Piuttosto che di teatro sarebbe più giusto, come è stato successivamente rimarcato da Antonio Calbi con il nome dato alla sua fortunata rassegna milanese, parlare di teatri '90. Per noi, fin dall'inizio, le tendenze dovevano essere rimarcate proprio nelle differenze. Le differenze erano un valore e costituivano un po' la caratteristica di questa che andava configurandosi via via come una nuova ondata.
Scegliemmo la metà di giugno come data di realizzazione del Festival un po' perché si proponesse come il primo dei Festival estivi italiani, lontano da antipatiche e per noi deleterie sovrapposizioni di date con altri Festival, un po' come ulteriore omaggio a Martino Ferrari da poco prematuramente scomparso. Martino aveva fondato il gruppo con me e aveva condiviso e contribuito a tutti i nostri progetti, compreso l'idea di un Festival da dedicare ai giovani gruppi della ricerca teatrale italiana. Lavorava come ricercatore presso l'Università di Ferrara. Durante un sopralluogo aereo su degli scavi archeologici che conduceva ad Isernia, l'aereo su cui era è precipitato. Giugno era il mese in cui era nato. Era giusto che Opera Prima nascesse in giugno.

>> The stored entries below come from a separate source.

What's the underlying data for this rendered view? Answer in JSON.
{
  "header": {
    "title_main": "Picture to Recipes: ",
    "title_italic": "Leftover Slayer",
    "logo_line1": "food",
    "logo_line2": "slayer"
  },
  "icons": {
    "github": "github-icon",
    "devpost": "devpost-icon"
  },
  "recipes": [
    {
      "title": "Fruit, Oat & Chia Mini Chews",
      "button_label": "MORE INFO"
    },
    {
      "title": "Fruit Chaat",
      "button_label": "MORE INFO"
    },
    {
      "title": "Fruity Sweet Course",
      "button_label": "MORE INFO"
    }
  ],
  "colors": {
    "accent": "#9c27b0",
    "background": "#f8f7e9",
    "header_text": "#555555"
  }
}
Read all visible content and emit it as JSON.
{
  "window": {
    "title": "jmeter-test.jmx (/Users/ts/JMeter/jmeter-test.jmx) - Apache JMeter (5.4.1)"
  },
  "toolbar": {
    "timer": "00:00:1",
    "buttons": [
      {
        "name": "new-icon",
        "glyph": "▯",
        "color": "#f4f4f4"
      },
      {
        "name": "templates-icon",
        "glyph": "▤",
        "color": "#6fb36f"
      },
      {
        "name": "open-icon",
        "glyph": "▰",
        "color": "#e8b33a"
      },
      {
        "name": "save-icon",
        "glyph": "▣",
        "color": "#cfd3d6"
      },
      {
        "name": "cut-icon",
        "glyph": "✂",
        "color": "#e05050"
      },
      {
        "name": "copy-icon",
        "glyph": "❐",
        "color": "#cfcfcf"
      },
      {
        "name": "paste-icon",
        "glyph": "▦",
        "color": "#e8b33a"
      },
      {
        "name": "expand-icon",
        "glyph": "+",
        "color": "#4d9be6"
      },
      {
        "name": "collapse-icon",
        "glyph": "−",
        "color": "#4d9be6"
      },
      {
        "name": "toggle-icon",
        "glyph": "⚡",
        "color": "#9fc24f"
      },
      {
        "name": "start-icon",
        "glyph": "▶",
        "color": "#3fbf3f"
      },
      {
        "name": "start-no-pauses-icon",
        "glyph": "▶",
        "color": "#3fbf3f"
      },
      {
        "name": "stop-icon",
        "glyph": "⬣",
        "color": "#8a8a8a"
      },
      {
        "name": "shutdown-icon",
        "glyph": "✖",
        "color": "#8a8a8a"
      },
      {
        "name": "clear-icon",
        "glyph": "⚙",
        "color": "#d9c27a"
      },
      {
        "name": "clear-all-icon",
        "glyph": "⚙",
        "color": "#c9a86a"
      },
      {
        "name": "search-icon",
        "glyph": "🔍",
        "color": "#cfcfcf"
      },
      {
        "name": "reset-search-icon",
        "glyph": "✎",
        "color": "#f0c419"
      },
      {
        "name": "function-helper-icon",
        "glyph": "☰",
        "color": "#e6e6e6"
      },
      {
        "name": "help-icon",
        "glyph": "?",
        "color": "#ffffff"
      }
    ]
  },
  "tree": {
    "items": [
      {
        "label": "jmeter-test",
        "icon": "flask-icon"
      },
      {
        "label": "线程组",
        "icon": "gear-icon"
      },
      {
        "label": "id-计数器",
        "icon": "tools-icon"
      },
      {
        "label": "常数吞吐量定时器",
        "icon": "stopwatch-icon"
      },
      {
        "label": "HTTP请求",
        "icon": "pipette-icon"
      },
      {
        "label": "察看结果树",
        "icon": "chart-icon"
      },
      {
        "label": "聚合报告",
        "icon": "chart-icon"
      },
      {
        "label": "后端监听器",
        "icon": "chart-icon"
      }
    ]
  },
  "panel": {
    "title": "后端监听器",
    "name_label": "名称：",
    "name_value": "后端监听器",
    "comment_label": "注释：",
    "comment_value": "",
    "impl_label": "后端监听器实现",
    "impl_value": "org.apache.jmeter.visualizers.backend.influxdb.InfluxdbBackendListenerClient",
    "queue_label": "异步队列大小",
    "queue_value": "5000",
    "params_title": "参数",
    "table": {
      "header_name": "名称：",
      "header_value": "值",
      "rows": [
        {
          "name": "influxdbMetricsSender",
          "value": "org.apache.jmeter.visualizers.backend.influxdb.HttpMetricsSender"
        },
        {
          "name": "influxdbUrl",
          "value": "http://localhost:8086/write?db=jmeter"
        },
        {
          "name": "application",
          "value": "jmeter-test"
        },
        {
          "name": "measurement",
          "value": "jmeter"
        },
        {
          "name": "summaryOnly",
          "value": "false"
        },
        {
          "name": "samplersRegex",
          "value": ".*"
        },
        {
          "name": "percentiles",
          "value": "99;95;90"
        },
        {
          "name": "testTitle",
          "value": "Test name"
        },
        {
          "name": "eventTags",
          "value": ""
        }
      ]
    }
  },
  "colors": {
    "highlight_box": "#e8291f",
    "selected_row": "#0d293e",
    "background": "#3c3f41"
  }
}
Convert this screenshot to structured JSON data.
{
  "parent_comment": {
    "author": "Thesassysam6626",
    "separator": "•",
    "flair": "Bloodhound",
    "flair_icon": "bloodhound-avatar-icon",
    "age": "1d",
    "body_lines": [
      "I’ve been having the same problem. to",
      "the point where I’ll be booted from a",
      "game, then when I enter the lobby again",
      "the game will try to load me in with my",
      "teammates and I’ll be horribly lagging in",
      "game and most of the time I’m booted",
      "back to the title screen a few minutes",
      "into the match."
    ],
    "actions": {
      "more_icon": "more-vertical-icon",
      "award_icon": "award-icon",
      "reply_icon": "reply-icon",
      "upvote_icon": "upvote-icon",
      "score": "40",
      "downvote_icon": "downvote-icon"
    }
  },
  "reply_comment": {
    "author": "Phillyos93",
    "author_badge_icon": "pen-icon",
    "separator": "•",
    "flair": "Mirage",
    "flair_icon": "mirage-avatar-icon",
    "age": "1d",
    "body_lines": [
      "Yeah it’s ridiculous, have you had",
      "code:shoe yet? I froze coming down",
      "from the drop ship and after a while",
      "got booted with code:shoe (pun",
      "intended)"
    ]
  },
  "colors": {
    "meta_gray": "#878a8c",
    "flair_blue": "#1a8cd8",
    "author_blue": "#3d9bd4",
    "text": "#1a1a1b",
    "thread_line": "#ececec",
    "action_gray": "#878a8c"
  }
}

Alcune precisazioni metodologiche.
Volevamo realizzare un Festival anche da un punto di vista politico e organizzativo diverso dagli altri. Nonostante i nostri rapporti non facili con la città per noi era chiaro che il Festival doveva riuscire a coinvolgere almeno la parte più viva di Rovigo, altrimenti non avrebbe avuto senso. Lanciammo così l'idea di una sorta di sottoscrizione, attraverso il tesseramento alla nostra compagnia, per sostenere la realizzazione del Festival. Raggiungemmo quota 300 soci. Il valore politico di questa adesione convinse il Comune a garantire un sostegno economico e logistico (per l'allestimento tecnico degli spazi) all'intera iniziativa. Anche Provincia, Regione e il Circuito teatrale regionale ArteVen aderirono al progetto seppure con cifre quasi simboliche (in tutto il badget della prima edizione del Festival era di 67 milioni - budget non aumentato nel corso degli anni).
La responsabilità organizzativa doveva essere collegiale e investire più persone possibili.
Alle Compagnìe doveva essere garantita la liquidità immediata del loro cachet e una assistenza tecnica completa.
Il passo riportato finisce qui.